この研究のために金岡氏が最初に開発したのが、指のパワーを増幅する「パワーフィンガー」と、それを拡張して腕を使って動かす「パワーエフェクタ」である(写真2)。パワーエフェクタは指の力を1000倍、腕の力を50倍に増幅する。これを、装着するのではなく手で持つようにして動かす。

(写真2)腕や指の力を増幅する「パワーエフェクタ」 指先で軽くつまむ動作で、簡単に空き缶をつぶすことができる。操作する人間が力を加減することができるので、卵のようなものをつかむこともできる。

ここで重要なのは、操作する人間に主体感を持たせること。これも安全確保のための配慮の一つである。動かしている間、重さや抵抗を感じることができれば、危険な状況になったら手を離せば操作を止められる。自分が何か操作しているという意識を持たせることで、周囲に危険を及ぼす操作を抑制する効果も期待できる。「我々のシステムでは、得意不得意といった操作者のスキルの違いをロボットが吸収してしまうのではなく、忠実な道具として増幅する。だれもが同じような平均的な操作結果を得られるようにするのではなく、熟練操作者の高度なスキルを、より高度に拡張して発揮するための、奥の深い道具」と金岡氏は説明する。

一方で、現在開発中の脚部のスレーブ装置は、人間のスキル不足をコンピュータが補うハイブリッド方式を採用する。「人間の意志をロボットに忠実に反映させることも大事だが、苦手な作業をコンピュータに任せることも必要。人と機械が、それぞれ得意な部分を分担した上で、シームレスにハイブリッド化する」(金岡氏)。

マスターユニットは「近接型」と「搭乗型」の2通り

ロボットの制御に関しては、マスタースレーブ型の仕組みにすることで人間の安全を確保できる。一方、人間がロボットを操作する方式は、いろいろなタイプに分類される(図1)。その中で金岡氏が目標としているのは、マスターユニットをスレーブユニットの近くに持って行って操作する近接操作型のロボットと、その先にあるマスターユニットをスレーブユニットに乗せる搭乗型のロボットの開発だ。

(図1)「人が操作するロボット」に関する分類(人機一体の資料より作成)

搭乗型ロボットの開発は、近接操作型よりも人間の安全性の確保という面でさらなる課題があるが、「原理的には搭乗型の方が作りやすい」(金岡氏)。ロボットに汎用性を持たせるということは、単に2本足走行だけを考えて姿勢を制御すればいいわけではない。例えばスレーブユニットが四つん這い、仰向けといった姿勢になる場合、近接操作型では外部からロボットの体勢を想像し、自分の身体に置き換えて操作しなければならない。直感的な対応は難しい。この点、搭乗型なら、基本的にロボットと同じ姿勢になるため、操作をイメージしやすい。「人間のフィジカルな能力を拡張するうえで理想の姿として、2020年までに搭乗型ロボットの実用化試作機を作る」(金岡氏)という。

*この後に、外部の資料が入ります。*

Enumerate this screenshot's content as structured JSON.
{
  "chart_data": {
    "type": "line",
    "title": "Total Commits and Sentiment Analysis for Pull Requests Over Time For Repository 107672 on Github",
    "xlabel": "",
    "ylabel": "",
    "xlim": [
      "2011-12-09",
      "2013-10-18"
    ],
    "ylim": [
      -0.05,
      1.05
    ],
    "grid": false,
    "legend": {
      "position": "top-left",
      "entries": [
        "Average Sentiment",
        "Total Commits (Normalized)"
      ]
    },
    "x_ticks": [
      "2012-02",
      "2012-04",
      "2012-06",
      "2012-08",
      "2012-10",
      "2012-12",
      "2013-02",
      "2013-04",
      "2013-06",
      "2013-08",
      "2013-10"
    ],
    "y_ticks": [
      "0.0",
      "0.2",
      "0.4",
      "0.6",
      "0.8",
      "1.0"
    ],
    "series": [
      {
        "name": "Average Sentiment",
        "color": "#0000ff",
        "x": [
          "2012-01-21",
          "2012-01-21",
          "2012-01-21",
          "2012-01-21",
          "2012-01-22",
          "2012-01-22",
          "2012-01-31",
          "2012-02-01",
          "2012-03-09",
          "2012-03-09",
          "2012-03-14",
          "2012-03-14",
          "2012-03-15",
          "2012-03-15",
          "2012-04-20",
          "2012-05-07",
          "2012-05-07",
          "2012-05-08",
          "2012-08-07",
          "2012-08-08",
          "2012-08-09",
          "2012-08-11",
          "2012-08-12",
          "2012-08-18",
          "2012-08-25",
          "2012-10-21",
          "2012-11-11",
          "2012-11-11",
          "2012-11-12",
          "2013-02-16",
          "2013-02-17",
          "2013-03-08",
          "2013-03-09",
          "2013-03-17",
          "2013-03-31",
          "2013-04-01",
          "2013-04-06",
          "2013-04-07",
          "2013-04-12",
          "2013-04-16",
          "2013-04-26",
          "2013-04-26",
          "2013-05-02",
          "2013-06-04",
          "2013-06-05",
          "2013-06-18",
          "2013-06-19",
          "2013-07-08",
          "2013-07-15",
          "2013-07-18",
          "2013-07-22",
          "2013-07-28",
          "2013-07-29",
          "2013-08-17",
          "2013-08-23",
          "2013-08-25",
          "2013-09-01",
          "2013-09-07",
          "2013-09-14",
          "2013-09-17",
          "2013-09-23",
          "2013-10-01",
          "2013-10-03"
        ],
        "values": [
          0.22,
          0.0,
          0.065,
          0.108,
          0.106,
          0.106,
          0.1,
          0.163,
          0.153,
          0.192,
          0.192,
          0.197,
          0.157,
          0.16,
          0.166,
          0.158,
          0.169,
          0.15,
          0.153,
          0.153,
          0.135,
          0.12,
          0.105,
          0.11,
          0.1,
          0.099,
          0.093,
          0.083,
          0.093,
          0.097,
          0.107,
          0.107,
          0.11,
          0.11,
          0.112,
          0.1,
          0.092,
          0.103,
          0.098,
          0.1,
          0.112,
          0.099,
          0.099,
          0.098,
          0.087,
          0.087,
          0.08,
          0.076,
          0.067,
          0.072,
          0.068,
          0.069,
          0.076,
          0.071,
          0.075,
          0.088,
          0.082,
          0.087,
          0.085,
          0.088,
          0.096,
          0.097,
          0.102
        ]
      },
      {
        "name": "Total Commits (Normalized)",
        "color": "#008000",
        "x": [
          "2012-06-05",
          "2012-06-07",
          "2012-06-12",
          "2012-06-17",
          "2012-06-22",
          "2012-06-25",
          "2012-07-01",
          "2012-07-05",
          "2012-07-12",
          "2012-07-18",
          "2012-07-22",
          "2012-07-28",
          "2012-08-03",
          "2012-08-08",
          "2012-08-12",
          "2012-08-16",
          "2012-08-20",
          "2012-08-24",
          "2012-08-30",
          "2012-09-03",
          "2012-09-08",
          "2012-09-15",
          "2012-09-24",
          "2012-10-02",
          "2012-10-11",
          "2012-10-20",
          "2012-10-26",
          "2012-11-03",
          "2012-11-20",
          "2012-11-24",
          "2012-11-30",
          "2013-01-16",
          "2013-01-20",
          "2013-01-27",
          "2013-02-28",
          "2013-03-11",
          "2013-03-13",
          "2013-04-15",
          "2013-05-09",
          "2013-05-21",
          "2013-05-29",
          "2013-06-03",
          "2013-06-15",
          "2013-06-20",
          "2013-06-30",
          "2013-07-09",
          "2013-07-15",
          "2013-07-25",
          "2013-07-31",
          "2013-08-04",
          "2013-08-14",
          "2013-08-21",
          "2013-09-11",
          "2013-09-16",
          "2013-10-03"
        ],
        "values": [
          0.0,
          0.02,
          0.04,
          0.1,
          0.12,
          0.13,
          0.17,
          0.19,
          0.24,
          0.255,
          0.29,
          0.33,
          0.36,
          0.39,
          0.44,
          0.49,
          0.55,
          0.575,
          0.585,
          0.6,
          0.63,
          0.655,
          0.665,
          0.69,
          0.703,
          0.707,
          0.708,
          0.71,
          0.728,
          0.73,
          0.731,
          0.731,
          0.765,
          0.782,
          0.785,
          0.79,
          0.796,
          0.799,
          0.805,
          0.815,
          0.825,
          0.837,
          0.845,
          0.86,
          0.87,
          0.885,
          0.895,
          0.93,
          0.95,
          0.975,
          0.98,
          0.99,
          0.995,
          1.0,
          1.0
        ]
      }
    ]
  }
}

その目標に向かって、ロボットの駆動ユニットに関しても金岡氏が独自に開発を進めているコア技術がある。それが、モーターのトルク制御である。通常、モーターの開発といえば、パワーを上げることやエネルギー効率を上げることが重視されるが、「制御速度を重視し、ミリ秒ではなくマイクロ秒単位で制御できるモーターを作る。いずれはモーターとトルクセンサーを一体化し、それを関節に使うだけでロボットの体が構成できるようにしたい」という。